Replicating GT/SH in Table 1

matteorr commented 6 years ago

I have a question about the experiment GT/SH described in Table 1. If I understand correctly this is the setup:

Train input is 16 (i.e. 17 - neck) ground truth 2D keypoints using all the videos from subjects 1,5,6,7,8.
Test input is 16 stacked hourglass 2D keypoints using all the videos from subjects 9 and all the videos except Directions from subject 11.
Output for both train and test is 17 3D keypoints.
Protocol #2 is used, which corresponds to using all frames, all cameras, averaging over the actions, and using Procrustes alignment.

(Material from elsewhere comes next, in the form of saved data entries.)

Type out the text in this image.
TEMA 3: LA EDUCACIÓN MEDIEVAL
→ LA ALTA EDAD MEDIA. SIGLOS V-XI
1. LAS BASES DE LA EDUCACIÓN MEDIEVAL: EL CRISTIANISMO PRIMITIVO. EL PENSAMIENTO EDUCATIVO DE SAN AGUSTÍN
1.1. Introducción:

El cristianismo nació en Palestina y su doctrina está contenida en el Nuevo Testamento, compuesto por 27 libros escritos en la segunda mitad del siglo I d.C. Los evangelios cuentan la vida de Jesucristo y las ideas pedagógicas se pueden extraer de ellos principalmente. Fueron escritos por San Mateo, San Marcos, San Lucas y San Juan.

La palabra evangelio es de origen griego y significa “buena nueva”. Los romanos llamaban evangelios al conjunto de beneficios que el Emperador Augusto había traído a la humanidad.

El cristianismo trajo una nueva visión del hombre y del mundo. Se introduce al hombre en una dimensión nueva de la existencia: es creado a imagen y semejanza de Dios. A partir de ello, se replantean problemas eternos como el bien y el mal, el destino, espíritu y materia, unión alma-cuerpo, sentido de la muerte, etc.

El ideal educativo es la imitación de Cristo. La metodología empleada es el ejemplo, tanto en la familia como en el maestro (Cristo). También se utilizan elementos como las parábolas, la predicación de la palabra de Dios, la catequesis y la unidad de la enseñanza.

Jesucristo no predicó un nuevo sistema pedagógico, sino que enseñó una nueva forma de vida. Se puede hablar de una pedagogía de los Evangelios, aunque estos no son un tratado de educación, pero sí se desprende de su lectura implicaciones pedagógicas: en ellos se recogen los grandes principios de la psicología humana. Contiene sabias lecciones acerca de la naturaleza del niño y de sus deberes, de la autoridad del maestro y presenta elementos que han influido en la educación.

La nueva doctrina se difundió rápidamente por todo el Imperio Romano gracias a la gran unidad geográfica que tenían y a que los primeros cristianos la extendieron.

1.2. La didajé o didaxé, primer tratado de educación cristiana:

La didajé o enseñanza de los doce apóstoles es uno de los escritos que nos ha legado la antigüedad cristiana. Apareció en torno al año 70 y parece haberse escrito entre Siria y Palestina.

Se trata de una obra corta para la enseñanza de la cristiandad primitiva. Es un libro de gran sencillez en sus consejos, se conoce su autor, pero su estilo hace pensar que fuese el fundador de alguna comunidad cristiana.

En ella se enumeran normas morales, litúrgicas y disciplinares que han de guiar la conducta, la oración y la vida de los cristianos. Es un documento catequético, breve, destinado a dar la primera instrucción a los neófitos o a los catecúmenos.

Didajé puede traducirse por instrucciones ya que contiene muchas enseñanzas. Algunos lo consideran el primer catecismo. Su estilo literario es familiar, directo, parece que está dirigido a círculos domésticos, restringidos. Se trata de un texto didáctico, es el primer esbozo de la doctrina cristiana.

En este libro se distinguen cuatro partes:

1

In order to replicate the above setup I changed the following lines in your code from:

# Read stacked hourglass 2D predictions if use_sh, otherwise use groundtruth 2D projections
if FLAGS.use_sh:
  train_set_2d, test_set_2d, data_mean_2d, data_std_2d, dim_to_ignore_2d, dim_to_use_2d = data_utils.read_2d_predictions(actions, FLAGS.data_dir)
else:
  train_set_2d, test_set_2d, data_mean_2d, data_std_2d, dim_to_ignore_2d, dim_to_use_2d = data_utils.create_2d_data( actions, FLAGS.data_dir, rcams )

to

# Use GT for train and SH for test
train_set_2d, _, data_mean_2d, data_std_2d, dim_to_ignore_2d, dim_to_use_2d = data_utils.create_2d_data( actions, FLAGS.data_dir, rcams )
_, test_set_2d, _, _, _, _  = data_utils.read_2d_predictions(actions, FLAGS.data_dir)

so I can train on GT and test on SH (i.e. GT/SH) instead of SH/SH or GT/GT.

However, I'm having hard time getting 60.52, since at the first epoch the error is 63.95 and it grows instead of decreasing, i.e. at epoch 5 it is 66.58.

I used the following command to train: python src/predict_3dpose.py --camera_frame --residual --batch_norm --dropout 0.5 --max_norm --evaluateActionWise --use_sh --epochs 100

Thanks a lot for any help on this matter!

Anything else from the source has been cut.